Brainstorming for solutions
Last year, the General Assembly allocated $20 million to Ford’s division for pilot programs to expand access to child care in low-income communities and low-performing school districts. That made it possible to award subsidies to 200 applicants, she said, but there were 3,000 applications for that pool of money.
Ford offered options for the lawmakers to consider, including looking to what other states have done.
Georgia, she pointed out, has made universal PreK a legislative and funding priority.
In Kentucky, preschool teachers can get free child care as a workforce enhancement. That program reduced vacancies in child care programs so that more classrooms were open, allowing for more parents to have access.
“But I would not say that any state has it all figured out,” Ford added.
There are financial considerations too.
Ford said about 65,000 families receive child care subsidies.
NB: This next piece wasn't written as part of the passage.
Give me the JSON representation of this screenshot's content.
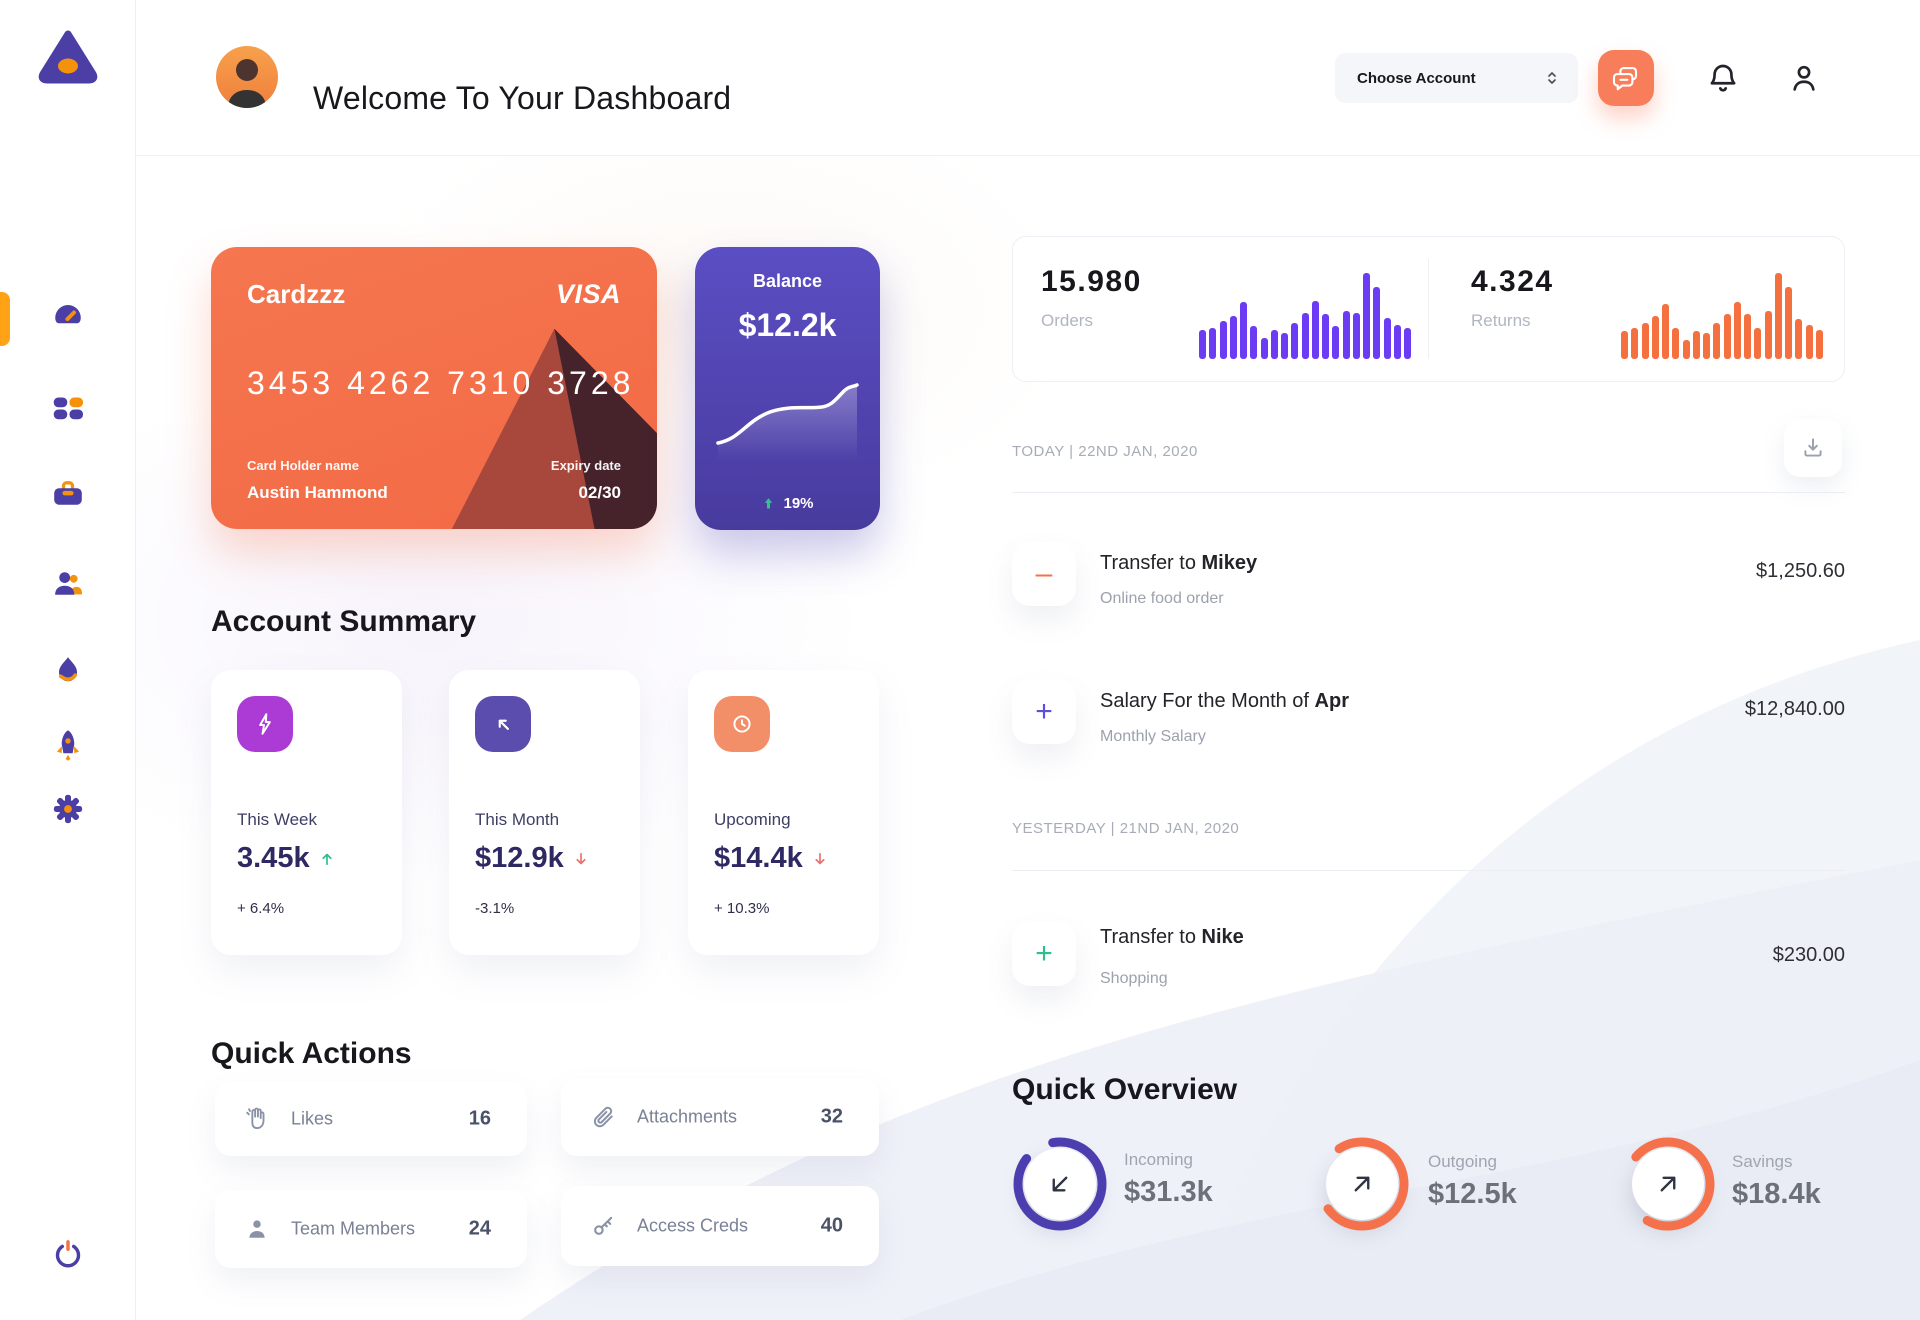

That number could go up. The waitlist of more than 20,000 that existed before the pandemic has been whittled down to only about 3,000, but with the funding cliff, she expected that to rise again.
Ford also suggested simplifying the rates for subsidies.
Congress could act, too, but election year politics could have an impact.
“My hope would be that they would come up with a bipartisan plan,” Ford said.
That might be after the elections, she added.
“Every state in the country is headed for this same cliff, so we’re in good company. All 50 states, all territories and all tribes are headed over this cliff together,” Ford said. “My hope is that [Congress comes] back and they are ready to help make sure that the country’s economy stays strong by making sure that people can stay in work.”